Com o retorno da inflação no ano passado e o aumento agressivo nos juros em 2022, houve uma correção generalizada nos mercados em vez de um movimento de pânico, como o observado na crise de 2008.

Inflação deve seguir em alta no mundo e juros permanecerão em níveis elevados em 2023

Sem manual

Estaríamos entrando em uma nova dinâmica econômica ou apenas enfrentando um ano atípico por conta de fatores também atípicos?

Essa é uma pergunta relevante. Todas as classes de ativos negociados no mercado internacional performaram mal ao longo dos meses, colocando em xeque o manual de boas práticas na alocação de recursos. 

Sem a pretensão de indicar as melhores opções para 2023, como seria de praxe nessa época do ano, o objetivo desse artigo é elucidar algumas questões no que diz respeito ao futuro da economia mundial.

Para qualquer um que acompanhe a opinião de especialistas, não existe um consenso, apenas evidências que apontam para níveis de inflação mais altos, acompanhados de um crescimento menor.

Um problema de oferta

São vários os elementos que se somam a esse cenário, como a regionalização, os conflitos geopolíticosa busca pelo “net zero” e a pandemia (no caso da China). Assim, a cada novo choque de oferta, estaremos sujeitos a mais volatilidade na economia e nos mercados. 

Diante dessa realidade, estariam os bancos centrais determinados com a meta de 2% de inflação ou o custo imposto à sociedade é alto demais?  Uma inflação mais alta, desde que estável, seria melhor em um mundo onde governos e empresas encontrariam mais dificuldades para honrar as suas crescentes dívidas?

Uma certa vez, um banqueiro central comparou a inflação à pasta de dentes: uma vez fora da bisnaga, é difícil colocá-la pra dentro. A analogia tem lá a sua lógica, dado que a política monetária não é a ferramenta ideal para se endereçar problemas de oferta.

É fato que aumentar os juros não fará com que o mercado de petróleo se restabeleça ou que as sanções sejam retiradas. Dito isso, ataca-se as consequências mais do que a causa em si, o que quer dizer que os bancos centrais podem errar tanto para cima como para baixo.

A década de 80

Olhando para outro período em que a inflação também era alta, e pelos mesmos motivos (choques do petróleo), podem-se extrair alguns aprendizados. O primeiro deles é que a inflação demora para ceder, sendo que os repiques nos preços são comuns até que ela seja totalmente debelada.

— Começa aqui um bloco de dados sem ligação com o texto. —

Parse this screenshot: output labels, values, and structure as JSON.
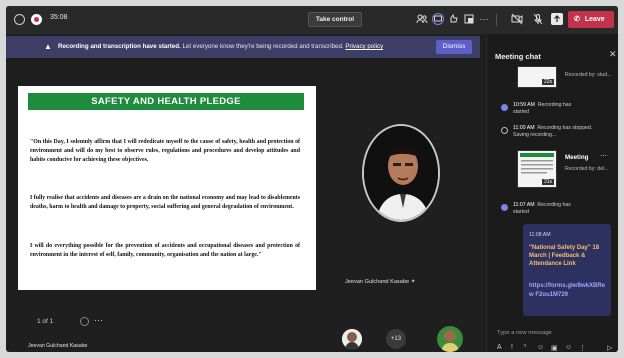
{
  "topbar": {
    "time": "35:08",
    "take_control": "Take control",
    "more": "⋯",
    "leave": "Leave"
  },
  "banner": {
    "bold": "Recording and transcription have started.",
    "text": "Let everyone know they're being recorded and transcribed.",
    "link": "Privacy policy",
    "dismiss": "Dismiss"
  },
  "slide": {
    "title": "SAFETY AND HEALTH PLEDGE",
    "p1": "\"On this Day, I solemnly affirm that I will rededicate myself to the cause of safety, health and protection of environment and will do my best to observe rules, regulations and procedures and develop attitudes and habits conducive for achieving these objectives.",
    "p2": "I fully realise that accidents and diseases are a drain on the national economy and may lead to disablements deaths, harm to health and damage to property, social suffering and general degradation of environment.",
    "p3": "I will do everything possible for the prevention of accidents and occupational diseases and protection of environment in the interest of self, family, community, organisation and the nation at large.\""
  },
  "presenter": {
    "name": "Jeevan Gulchand Kasabe"
  },
  "stage": {
    "page_counter": "1 of 1",
    "more": "⋯",
    "local_name": "Jeevan Gulchand Kasabe",
    "plus_count": "+13"
  },
  "chat": {
    "title": "Meeting chat",
    "rec_sub_top": "Recorded by: stud...",
    "thumb_badge_1": "22s",
    "ev1": {
      "time": "10:59 AM",
      "text": "Recording has started"
    },
    "ev2": {
      "time": "11:00 AM",
      "text": "Recording has stopped. Saving recording..."
    },
    "rec2": {
      "title": "Meeting",
      "sub": "Recorded by: del...",
      "badge": "31s",
      "more": "⋯"
    },
    "ev3": {
      "time": "11:07 AM",
      "text": "Recording has started"
    },
    "msg": {
      "time": "11:08 AM",
      "quote": "\"National Safety Day\" 18 March | Feedback & Attendance Link",
      "link": "https://forms.gle/8wkXBRew F2ou1M729"
    },
    "input_placeholder": "Type a new message"
  }
}
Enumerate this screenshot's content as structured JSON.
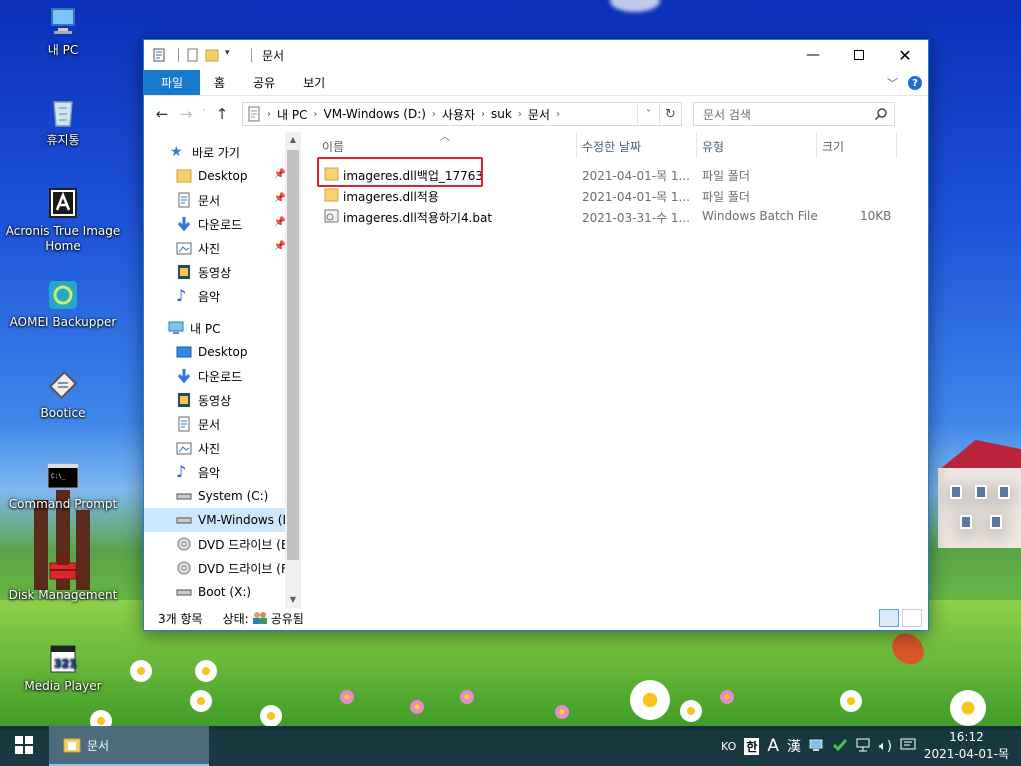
{
  "desktop": {
    "icons": [
      {
        "label": "내 PC"
      },
      {
        "label": "휴지통"
      },
      {
        "label": "Acronis True Image Home"
      },
      {
        "label": "AOMEI Backupper"
      },
      {
        "label": "Bootice"
      },
      {
        "label": "Command Prompt"
      },
      {
        "label": "Disk Management"
      },
      {
        "label": "Media Player"
      }
    ]
  },
  "window": {
    "title": "문서",
    "ribbon_tabs": [
      "파일",
      "홈",
      "공유",
      "보기"
    ],
    "help": "?",
    "address": [
      "내 PC",
      "VM-Windows (D:)",
      "사용자",
      "suk",
      "문서"
    ],
    "search_placeholder": "문서 검색",
    "nav": {
      "quick_access": "바로 가기",
      "quick_items": [
        "Desktop",
        "문서",
        "다운로드",
        "사진",
        "동영상",
        "음악"
      ],
      "this_pc": "내 PC",
      "pc_items": [
        "Desktop",
        "다운로드",
        "동영상",
        "문서",
        "사진",
        "음악",
        "System (C:)",
        "VM-Windows (D:)",
        "DVD 드라이브 (E:)",
        "DVD 드라이브 (F:)",
        "Boot (X:)"
      ]
    },
    "columns": {
      "name": "이름",
      "date": "수정한 날짜",
      "type": "유형",
      "size": "크기"
    },
    "files": [
      {
        "name": "imageres.dll백업_17763",
        "date": "2021-04-01-목 1...",
        "type": "파일 폴더",
        "size": "",
        "kind": "folder"
      },
      {
        "name": "imageres.dll적용",
        "date": "2021-04-01-목 1...",
        "type": "파일 폴더",
        "size": "",
        "kind": "folder"
      },
      {
        "name": "imageres.dll적용하기4.bat",
        "date": "2021-03-31-수 1...",
        "type": "Windows Batch File",
        "size": "10KB",
        "kind": "bat"
      }
    ],
    "status": {
      "count": "3개 항목",
      "state": "상태:",
      "shared": "공유됨"
    }
  },
  "taskbar": {
    "app": "문서",
    "lang": "KO",
    "ime1": "한",
    "ime2": "A",
    "ime3": "漢",
    "time": "16:12",
    "date": "2021-04-01-목"
  },
  "colors": {
    "accent": "#1979ca",
    "highlight_border": "#d9262c",
    "selection": "#cce8ff"
  }
}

Além disso, o resultado almejado não depende única e exclusivamente dos banqueiros centrais. Reformas que tragam mais produtividade são importantes para propiciar preços mais baixos no futuro.

Os governos também precisam estar alinhados, implementando políticas fiscais mais austeras (cortes nos gastos). Naquela época, houve um “hard landing”, o que pode ser extremamente impopular enquanto autoridades, inclusive no Brasil, buscam meios para ajudar a população a lidar com o aumento do custo de vida. 

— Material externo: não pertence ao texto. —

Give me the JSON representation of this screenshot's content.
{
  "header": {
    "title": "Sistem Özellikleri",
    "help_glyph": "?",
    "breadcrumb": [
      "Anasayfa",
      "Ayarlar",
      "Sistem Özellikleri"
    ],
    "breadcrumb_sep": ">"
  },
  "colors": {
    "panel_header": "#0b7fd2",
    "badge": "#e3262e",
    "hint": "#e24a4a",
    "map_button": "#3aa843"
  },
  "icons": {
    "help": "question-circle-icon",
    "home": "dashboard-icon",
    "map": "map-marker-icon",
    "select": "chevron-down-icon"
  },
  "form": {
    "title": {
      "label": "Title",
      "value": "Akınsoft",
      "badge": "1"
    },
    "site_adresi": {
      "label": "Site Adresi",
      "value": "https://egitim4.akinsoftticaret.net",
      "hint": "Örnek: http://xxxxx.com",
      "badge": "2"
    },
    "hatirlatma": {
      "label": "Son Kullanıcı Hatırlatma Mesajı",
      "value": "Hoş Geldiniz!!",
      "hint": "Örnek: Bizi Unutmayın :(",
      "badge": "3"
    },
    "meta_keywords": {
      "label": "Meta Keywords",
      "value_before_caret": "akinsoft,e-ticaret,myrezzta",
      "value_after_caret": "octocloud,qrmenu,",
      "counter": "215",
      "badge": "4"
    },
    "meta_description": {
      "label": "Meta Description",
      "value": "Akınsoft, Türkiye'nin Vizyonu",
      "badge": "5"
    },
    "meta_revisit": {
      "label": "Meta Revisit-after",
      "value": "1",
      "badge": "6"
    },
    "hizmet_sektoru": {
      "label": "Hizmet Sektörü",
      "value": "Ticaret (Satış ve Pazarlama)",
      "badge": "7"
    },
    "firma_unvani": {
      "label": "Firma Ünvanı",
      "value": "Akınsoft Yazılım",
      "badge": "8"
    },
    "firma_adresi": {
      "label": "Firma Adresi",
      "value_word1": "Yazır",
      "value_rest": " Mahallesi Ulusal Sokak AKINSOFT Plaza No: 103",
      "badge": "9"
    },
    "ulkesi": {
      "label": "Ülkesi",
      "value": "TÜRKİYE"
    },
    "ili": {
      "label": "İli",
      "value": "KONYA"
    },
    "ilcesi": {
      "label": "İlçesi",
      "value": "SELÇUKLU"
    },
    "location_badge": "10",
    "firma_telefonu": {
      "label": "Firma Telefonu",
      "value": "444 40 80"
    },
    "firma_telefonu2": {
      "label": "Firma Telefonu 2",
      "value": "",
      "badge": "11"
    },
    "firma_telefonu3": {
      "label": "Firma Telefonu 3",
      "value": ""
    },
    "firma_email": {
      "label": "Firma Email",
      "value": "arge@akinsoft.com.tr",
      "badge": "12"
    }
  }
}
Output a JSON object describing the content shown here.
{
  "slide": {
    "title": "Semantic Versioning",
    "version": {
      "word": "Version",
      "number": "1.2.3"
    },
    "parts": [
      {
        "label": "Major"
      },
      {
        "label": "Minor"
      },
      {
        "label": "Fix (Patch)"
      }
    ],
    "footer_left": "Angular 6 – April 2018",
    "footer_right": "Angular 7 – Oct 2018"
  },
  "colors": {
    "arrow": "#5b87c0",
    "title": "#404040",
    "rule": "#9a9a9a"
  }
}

Levando-se em conta o que não controlam, pode-se dizer que as circunstâncias hoje são mais complexas.

Preços do petróleo

A geopolítica do petróleo anda de mãos dadas com a inflação, mas dessa vez, não se pode culpar os países membros da Organização dos Países Exportadores de Petróleo (OPEP).

Com a guerra na Ucrânia, os preços das commodities energéticas passaram a ser ditados basicamente por duas forças: 

  • Produção em níveis suficientes para manter o apoio popular à Ucrânia nos países do G7 (o que explica a aproximação dos EUA e da Venezuela);
  • Sanções para evitar que a Rússia financie a sua guerra vendendo petróleo.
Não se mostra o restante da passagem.